The next day we visited Ta Prohm, a Buddhist temple from the 12th-century, and an anthropologist’s dream site. My mind was again blown by the ancient spectacle. The extensive iconography so delicately captured in stone, referenced an esoteric world of sensuality and devotion. Undulating tree roots jutted up from between the ancient stonewalls; twisted vines making their way through deep fissures dictated the posture each edifice would assume. Side by side, the inspired architecture of man woven with the unyielding design of nature. Words do no justice in their attempt to describe such brilliance.

Sitting at a roadside market near the end of the temple complex I gulped down fresh coconut water while Adam sat patiently waiting. We were both enjoying each other’s company and it was clear, that our decision to visit the site together had been fortuitous. By mid-day, we again found sanctuary from the baking hot sun by languishing in cold showers and lounging in the air-con.

On the third day we arranged to be at the main temple of Angkor Wat for the sunrise. Never an early riser, I reluctantly got out of bed in the darkness of pre-dawn. Through the blackness we moved along in the bumpy tuk tuk, past local people stoking fires, burning trash, bicycling to work and preparing themselves for a new day. Arriving at the site, we joined the hoards of tourists making their way en mass toward the inner courtyard. The sky was a warm crimson as we walked the long bridge between the entryway and the massive Angkor Wat temple. We steadied our cameras and took photos in the dim light. As the sun came up Adam and I made our way to the back of the temple and had a chance to enjoy relative solitude as the crowds remained fixated on the sunrise from the front of the temple. Images of elegant Apsaras, Hindu nymphs, were etched everywhere. The figures were lovely; fertile dancing girls with smiling faces, bare skinned, adorned in jewels and flowers. As well, hallways filled with Buddha statues surrounded the inner courtyards while four empty stone pools built inside the confines of the temple brought the element of water within.

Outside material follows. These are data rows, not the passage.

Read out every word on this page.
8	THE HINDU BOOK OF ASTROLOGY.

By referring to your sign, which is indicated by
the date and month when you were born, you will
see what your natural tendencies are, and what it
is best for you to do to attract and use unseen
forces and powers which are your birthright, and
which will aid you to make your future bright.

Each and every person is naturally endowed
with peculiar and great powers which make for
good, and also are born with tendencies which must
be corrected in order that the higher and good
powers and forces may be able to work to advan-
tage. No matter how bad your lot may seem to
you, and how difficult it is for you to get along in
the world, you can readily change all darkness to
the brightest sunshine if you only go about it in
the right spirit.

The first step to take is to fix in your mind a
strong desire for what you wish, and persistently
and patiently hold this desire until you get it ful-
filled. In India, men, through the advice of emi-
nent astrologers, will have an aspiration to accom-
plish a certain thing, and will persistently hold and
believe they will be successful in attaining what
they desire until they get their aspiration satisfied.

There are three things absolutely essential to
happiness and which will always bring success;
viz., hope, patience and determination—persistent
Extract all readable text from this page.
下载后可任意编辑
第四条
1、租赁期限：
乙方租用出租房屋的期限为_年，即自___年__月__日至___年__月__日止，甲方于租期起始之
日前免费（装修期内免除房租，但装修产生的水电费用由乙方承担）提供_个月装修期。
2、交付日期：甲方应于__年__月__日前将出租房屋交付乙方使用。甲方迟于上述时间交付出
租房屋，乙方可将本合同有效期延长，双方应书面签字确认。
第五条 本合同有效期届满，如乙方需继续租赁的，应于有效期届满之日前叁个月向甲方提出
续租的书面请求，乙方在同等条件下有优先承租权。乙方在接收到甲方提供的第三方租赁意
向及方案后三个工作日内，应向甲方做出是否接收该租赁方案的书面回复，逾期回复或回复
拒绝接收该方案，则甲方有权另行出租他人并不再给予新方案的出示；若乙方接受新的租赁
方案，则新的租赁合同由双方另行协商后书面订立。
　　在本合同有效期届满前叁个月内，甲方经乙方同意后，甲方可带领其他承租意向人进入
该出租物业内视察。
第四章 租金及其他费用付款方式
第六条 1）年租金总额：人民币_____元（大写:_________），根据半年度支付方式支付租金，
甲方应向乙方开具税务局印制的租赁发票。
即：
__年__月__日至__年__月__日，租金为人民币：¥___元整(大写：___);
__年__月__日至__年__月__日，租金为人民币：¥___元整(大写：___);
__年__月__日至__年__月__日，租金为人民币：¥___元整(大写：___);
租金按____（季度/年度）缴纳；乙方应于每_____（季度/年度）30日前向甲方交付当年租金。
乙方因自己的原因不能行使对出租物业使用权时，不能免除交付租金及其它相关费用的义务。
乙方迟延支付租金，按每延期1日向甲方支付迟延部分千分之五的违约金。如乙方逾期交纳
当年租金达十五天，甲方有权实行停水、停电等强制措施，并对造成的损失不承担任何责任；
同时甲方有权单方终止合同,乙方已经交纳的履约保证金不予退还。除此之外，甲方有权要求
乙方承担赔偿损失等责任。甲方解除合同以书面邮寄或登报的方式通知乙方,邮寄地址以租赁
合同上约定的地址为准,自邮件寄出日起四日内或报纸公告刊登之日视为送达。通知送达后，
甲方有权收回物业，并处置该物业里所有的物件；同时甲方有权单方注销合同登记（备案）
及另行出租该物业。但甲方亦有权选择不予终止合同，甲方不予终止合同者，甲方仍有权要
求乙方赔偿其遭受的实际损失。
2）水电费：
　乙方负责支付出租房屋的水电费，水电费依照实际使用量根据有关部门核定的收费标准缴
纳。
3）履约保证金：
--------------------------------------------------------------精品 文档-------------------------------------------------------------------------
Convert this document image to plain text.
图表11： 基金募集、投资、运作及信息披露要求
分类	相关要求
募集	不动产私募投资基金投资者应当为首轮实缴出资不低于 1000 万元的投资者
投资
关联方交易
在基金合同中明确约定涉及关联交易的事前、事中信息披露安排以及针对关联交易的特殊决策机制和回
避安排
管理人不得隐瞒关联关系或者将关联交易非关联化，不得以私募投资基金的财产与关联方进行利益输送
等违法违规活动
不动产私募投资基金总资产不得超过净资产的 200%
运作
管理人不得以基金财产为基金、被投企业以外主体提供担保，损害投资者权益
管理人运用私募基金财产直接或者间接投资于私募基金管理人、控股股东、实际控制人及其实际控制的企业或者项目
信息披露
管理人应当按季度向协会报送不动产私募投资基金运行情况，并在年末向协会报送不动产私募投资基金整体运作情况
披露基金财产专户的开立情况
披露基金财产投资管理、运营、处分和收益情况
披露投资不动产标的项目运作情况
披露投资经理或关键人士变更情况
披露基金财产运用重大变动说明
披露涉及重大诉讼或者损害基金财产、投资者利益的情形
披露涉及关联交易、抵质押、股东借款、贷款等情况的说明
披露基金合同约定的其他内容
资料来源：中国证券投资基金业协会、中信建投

Our last night in Siem Reap, we had dinner at a local place situated on a busy street corner. Adam had eaten there a few times before we met up and said it was good and cheap. These open-aired restaurants are a common Southeast Asian design best chosen based on local popularity. We ordered shakes and waited for our food. While discussing the day’s events a little boy no older than three or four years approached our table. He gently held his little hand up for a donation. This time my heart melted. I handed him some money and he then gestured for something to eat. Although I had really been enjoying my shake, without hesitation I handed it over to him, knowing it would only provide a temporary solution to the bigger issue. He walked away and I lost it. Adam could see on my face that something had upset me. “A child shouldn’t have to beg for food,” I said, as tears arose. I breathed deeply and eventually recovered my emotions.

With a newfound perspective we considered the world we lived in. We had no solution to the vast dilemma only good intentions and steaming plates of stir fried rice and veggies to fill our bellies.